= Osmolyte =

Organic compounds that influence the properties of biological fluids

Osmolytes are low-molecular-weight organic compounds that influence the properties of biological fluids. Osmolytes are a class of organic molecules that play a significant role in regulating osmotic pressure and maintaining cellular homeostasis in various organisms, particularly in response to environmental stressors. Their primary role is to maintain the integrity of cells by affecting the viscosity, melting point, and ionic strength of the aqueous solution. When a cell swells under external osmotic pressure, membrane channels open and allow efflux of osmolytes carrying water, restoring normal cell volume.

These molecules are involved in counteracting the effects of osmotic stress, which occurs when there are fluctuations in the concentration of solutes (such as ions and sugars) inside and outside cells. Osmolytes help cells adapt to changing osmotic conditions, thereby ensuring their survival and functionality. Osmolytes also interact with the constituents of the cell, e.g., they influence protein folding.
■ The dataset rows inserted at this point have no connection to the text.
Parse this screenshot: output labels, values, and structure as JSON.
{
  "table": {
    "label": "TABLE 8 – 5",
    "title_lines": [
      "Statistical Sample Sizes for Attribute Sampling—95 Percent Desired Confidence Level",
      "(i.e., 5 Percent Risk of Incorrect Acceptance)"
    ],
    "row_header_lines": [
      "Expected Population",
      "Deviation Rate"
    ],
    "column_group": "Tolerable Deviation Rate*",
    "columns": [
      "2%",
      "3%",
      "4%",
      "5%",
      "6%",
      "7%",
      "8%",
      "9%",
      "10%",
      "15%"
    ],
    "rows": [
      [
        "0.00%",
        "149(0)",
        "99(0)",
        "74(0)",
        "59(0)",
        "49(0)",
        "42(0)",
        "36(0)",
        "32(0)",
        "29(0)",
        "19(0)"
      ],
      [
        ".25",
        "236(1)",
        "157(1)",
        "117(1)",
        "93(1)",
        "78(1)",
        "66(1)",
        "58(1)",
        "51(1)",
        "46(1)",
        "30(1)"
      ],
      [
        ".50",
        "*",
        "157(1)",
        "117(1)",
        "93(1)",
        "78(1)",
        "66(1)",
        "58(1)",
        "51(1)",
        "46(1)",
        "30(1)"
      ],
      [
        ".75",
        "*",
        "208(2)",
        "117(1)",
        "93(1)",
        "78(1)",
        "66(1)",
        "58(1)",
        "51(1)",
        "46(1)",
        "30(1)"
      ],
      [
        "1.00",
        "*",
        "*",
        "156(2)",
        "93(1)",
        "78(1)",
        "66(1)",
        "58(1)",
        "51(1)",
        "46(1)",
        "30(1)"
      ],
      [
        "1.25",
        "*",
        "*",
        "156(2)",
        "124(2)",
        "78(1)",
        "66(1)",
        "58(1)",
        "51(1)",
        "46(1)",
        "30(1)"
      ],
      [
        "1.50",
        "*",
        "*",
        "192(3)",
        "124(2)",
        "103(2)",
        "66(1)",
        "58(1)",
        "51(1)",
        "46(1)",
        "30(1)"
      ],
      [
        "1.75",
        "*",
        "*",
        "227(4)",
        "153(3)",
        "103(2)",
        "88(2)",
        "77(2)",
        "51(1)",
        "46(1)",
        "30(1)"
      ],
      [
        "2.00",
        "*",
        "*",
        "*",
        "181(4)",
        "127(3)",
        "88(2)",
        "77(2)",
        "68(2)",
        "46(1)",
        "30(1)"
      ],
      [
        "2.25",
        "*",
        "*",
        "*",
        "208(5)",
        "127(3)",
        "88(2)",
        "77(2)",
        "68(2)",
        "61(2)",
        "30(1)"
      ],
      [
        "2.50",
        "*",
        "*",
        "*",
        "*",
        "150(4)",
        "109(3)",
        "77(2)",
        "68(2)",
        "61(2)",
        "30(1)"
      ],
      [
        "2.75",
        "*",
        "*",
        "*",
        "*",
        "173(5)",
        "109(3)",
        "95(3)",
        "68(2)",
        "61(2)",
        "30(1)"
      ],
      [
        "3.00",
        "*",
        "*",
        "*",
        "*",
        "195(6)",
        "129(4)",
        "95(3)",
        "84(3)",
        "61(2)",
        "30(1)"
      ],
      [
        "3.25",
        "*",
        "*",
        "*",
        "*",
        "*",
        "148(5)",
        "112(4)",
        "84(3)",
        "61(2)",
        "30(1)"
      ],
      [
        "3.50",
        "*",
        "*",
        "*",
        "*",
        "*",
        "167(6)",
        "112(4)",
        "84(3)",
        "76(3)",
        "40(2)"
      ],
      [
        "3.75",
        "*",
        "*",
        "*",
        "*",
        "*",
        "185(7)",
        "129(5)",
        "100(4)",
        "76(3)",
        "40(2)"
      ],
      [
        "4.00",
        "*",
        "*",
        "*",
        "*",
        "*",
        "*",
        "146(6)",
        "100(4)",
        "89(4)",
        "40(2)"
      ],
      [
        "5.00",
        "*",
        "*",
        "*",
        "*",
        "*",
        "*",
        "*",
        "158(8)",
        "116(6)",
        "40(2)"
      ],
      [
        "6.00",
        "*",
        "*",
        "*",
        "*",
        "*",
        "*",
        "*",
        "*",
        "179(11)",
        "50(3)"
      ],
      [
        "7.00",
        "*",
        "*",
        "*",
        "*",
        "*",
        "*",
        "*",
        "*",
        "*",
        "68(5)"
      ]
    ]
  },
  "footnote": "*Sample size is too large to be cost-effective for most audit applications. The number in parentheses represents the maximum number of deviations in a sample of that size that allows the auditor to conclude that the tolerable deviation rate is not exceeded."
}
Common osmolytes include amino acids, sugars and polyols, methylamines, methylsulfonium compounds, and urea.

==Case studies==
Natural osmolytes that can act as osmoprotectants include trimethylamine N-oxide (TMAO), dimethylsulfoniopropionate, sarcosine, betaine, glycerophosphorylcholine, myo-inositol, taurine, glycine, and others. Bacteria accumulate osmolytes for protection against a high osmotic environment. The osmolytes are neutral non-electrolytes, except in bacteria that can tolerate salts. In humans, osmolytes are of particular importance in the renal medulla.

Osmolytes are present in the cells of fish and function to protect the cells from water pressure. As the osmolyte concentration in fish cells scales linearly with pressure and therefore depth, osmolytes have been used to calculate the maximum depth at which a fish can survive. Fish cells reach a maximum concentration of osmolytes at depths of approximately 26,900 ft, and no fish has ever been observed beyond 27,349 ft.